Sewage spills into Smith Creek

How does this relate to class topics like cost-benefit analysis and valuation?

How does this story relate to the other local stories in the previous post in terms of the economics?


Wanda Lewis said...

This article shows cost benefit analysis because they were allowing the costs of a sewage spill outweigh th benefits of replacing the line. The old sewage line has already broken three times in two years but they kept putting it off, thinking the benefits of not replacing the line were greater than the costs of replacing it. Now they finally realize that the opporunity cost of not replacing it is too great, and are forced to spend 7 million in repairs.

Jennifer said...

A cost-benefit analysis of sewage system repair and its significance in the preservation of the local ecosystem would require a valuation of the surrounding natural resources in the local environment.

The negative externality of the effects on the Smith Creek and its wildlife inhabitants may cost society more than it would to repair the faulty sewage system.

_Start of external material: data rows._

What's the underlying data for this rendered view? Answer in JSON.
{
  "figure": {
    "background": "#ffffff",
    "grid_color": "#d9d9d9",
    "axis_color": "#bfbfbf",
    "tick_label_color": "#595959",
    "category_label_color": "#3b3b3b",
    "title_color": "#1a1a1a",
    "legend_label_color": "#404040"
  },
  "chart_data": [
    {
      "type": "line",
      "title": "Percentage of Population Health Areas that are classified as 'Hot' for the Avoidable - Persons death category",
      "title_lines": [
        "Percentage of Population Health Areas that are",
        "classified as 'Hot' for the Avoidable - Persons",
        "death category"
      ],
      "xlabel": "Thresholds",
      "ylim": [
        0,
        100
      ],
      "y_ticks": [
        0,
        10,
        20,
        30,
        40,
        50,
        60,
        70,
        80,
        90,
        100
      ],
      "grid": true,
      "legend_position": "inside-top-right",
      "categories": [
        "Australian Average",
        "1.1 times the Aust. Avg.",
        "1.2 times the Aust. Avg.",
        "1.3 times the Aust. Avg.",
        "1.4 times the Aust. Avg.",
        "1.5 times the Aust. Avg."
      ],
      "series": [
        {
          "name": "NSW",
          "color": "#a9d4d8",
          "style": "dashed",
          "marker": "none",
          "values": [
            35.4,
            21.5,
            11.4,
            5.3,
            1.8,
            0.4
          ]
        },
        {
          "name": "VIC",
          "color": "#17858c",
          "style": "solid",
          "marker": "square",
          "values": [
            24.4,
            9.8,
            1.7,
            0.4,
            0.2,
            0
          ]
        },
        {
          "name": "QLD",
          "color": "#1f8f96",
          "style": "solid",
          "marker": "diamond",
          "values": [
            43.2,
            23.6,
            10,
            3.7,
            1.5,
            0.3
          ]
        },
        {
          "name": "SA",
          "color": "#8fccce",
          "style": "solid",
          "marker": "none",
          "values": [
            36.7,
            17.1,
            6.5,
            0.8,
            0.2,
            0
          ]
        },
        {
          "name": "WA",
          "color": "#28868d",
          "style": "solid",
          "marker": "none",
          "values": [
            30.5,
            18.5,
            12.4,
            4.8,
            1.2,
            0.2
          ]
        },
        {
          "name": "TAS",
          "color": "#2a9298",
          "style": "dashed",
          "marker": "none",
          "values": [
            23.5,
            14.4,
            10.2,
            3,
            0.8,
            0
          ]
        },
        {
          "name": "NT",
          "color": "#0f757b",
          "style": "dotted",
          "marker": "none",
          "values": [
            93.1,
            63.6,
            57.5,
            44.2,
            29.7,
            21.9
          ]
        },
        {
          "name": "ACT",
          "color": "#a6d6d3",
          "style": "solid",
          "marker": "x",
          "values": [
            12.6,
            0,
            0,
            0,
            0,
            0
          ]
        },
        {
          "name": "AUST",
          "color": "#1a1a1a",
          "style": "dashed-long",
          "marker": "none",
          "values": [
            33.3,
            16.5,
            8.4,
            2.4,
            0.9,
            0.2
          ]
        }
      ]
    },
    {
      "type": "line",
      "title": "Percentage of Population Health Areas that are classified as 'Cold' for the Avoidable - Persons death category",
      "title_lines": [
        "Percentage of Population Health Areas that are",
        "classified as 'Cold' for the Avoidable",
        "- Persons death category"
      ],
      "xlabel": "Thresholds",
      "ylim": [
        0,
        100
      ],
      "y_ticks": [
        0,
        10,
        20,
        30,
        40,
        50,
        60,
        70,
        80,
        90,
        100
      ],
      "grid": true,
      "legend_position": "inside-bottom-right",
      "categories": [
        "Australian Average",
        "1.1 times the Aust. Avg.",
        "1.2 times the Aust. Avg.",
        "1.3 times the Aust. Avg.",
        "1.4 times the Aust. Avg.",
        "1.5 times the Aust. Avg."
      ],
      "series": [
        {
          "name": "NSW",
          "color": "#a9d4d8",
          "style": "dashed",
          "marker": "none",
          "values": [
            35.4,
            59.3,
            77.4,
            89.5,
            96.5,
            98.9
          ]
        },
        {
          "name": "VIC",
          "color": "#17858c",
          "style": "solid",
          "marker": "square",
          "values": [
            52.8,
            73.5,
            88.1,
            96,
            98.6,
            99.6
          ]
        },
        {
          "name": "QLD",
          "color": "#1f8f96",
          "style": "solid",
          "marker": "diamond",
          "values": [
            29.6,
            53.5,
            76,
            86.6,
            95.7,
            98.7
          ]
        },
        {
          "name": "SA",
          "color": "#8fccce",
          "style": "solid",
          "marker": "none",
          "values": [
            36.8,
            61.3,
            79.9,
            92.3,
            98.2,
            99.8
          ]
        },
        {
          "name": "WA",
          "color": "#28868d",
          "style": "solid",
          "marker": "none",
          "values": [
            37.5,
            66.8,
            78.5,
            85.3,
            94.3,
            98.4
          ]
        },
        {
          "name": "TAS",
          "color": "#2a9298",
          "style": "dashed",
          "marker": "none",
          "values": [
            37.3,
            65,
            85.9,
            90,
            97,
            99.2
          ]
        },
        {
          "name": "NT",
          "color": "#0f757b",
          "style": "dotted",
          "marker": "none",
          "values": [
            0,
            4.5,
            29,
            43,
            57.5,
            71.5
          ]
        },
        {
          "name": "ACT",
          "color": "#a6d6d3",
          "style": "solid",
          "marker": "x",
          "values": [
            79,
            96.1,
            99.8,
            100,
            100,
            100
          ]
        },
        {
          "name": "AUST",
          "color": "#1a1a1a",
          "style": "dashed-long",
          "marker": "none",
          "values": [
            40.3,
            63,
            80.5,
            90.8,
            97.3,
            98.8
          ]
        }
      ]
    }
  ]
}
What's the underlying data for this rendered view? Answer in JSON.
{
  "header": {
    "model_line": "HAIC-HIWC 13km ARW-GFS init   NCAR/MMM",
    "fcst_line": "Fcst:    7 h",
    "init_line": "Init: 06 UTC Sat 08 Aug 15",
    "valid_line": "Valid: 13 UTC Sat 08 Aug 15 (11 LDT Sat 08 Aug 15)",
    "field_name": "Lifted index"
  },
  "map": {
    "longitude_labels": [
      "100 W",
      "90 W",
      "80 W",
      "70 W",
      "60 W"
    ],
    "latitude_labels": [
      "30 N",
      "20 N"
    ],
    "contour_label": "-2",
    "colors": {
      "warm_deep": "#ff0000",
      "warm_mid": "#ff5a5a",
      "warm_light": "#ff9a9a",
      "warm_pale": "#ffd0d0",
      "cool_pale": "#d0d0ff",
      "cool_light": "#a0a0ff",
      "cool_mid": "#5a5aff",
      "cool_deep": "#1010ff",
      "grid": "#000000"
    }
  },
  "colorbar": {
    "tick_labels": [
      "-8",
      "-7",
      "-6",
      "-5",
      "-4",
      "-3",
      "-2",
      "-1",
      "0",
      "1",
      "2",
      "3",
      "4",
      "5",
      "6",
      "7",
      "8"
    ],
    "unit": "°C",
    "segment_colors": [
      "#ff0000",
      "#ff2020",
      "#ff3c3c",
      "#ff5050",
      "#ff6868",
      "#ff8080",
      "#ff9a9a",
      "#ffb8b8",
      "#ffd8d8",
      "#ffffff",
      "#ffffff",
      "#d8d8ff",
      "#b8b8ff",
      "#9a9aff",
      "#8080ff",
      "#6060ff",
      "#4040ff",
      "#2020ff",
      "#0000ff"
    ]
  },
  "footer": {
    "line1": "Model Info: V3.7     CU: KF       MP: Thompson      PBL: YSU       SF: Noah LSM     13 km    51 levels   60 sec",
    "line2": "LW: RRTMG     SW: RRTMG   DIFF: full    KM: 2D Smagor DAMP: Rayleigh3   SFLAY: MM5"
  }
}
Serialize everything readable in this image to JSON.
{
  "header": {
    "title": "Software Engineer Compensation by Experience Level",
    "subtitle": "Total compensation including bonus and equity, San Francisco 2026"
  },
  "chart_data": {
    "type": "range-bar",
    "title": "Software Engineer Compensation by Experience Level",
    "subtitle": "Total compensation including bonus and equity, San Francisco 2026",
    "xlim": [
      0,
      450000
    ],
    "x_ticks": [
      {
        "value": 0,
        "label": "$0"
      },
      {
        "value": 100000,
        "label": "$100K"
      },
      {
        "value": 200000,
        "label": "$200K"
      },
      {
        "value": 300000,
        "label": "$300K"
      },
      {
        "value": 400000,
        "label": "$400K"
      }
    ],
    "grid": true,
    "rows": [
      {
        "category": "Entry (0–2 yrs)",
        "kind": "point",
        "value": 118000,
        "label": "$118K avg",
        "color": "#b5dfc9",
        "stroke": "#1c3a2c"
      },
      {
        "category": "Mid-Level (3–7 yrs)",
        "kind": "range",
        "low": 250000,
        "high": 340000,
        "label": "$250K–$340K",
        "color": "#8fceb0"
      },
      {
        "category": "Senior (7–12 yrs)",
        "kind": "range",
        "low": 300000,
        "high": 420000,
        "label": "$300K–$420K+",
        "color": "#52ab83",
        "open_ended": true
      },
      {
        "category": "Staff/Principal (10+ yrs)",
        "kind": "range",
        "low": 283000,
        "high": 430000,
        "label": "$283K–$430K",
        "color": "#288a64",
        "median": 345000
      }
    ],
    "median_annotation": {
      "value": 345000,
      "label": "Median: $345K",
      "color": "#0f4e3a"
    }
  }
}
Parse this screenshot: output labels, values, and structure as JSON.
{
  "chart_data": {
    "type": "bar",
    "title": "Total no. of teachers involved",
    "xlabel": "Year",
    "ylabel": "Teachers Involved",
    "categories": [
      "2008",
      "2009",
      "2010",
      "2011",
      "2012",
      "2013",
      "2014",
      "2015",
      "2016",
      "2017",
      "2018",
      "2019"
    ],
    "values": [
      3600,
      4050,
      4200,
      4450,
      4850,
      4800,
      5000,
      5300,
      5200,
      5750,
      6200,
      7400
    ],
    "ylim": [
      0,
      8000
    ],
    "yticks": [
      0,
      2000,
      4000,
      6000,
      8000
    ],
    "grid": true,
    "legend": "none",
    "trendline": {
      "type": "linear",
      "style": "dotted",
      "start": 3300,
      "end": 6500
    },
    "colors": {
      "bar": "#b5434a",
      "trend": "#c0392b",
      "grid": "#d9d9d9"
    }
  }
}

It would seem the natural resource valuation of the creek, its inhabitants and their part of the local ecosystem would justify repairs after the repeated environmental infractions caused by the insufficiencies of the troubled Ogden interceptor. What do we value?

Thomas Cruz said...

Benefit-cost analysis will determine the value of replacing the pipe, which already has a long history of problems versus continuing to use pumps and temporary lines to bypass parts of the interceptor that are clogged.
Considerations for valuing would be the effects on the local neighborhoods served by this sewer line, property value due to this ongoing problem, the cost associated with clean up each time the line has broken and the environmental effects of this problem that appear to be elevating levels of fecal coliform bacteria in Smith Creek.
Opportunity costs: Is there a better solution to this problem that will bring greater net benefits to the area?
Long term: Is the new pipe going to support growth levels in the area? What might be the environmental impact of this project down the road should this current project not consider growing population rates?

Jacob Stanley said...

All I can say is, Wow. This seems to be the same problem a local river near my home has been facing for the past couple of years. The city decides to save some money by only replacing the parts that need replacing, only when they absolutely need to. They then let other parts of the lines rot and corrode, thinking they still have time to let the other parts work before they need to be replaced. However, should these utility companies be fined or taxed for the accidental pollution, they may end up finding that keeping the working parts in good order is cheaper than running into the accident in the first place.

Joel Garner said...

As wanda and Jennifer hit on the true problem i believe is the cost benefit of replacing the pipe. The true methodology in business is what makes us the most money and can we get by without it. Yes the pipe should have been replaced but truely thier should have been someone outside of the company (local or Government agency) checking this and it could have been prevented. They should have been made to replace the pipe or face shutdown until it is completed. Further if this meant losing jobs for individuals while the repairs were taking place they should have had to pay them too. We must look more at the future and what potential problems we could face.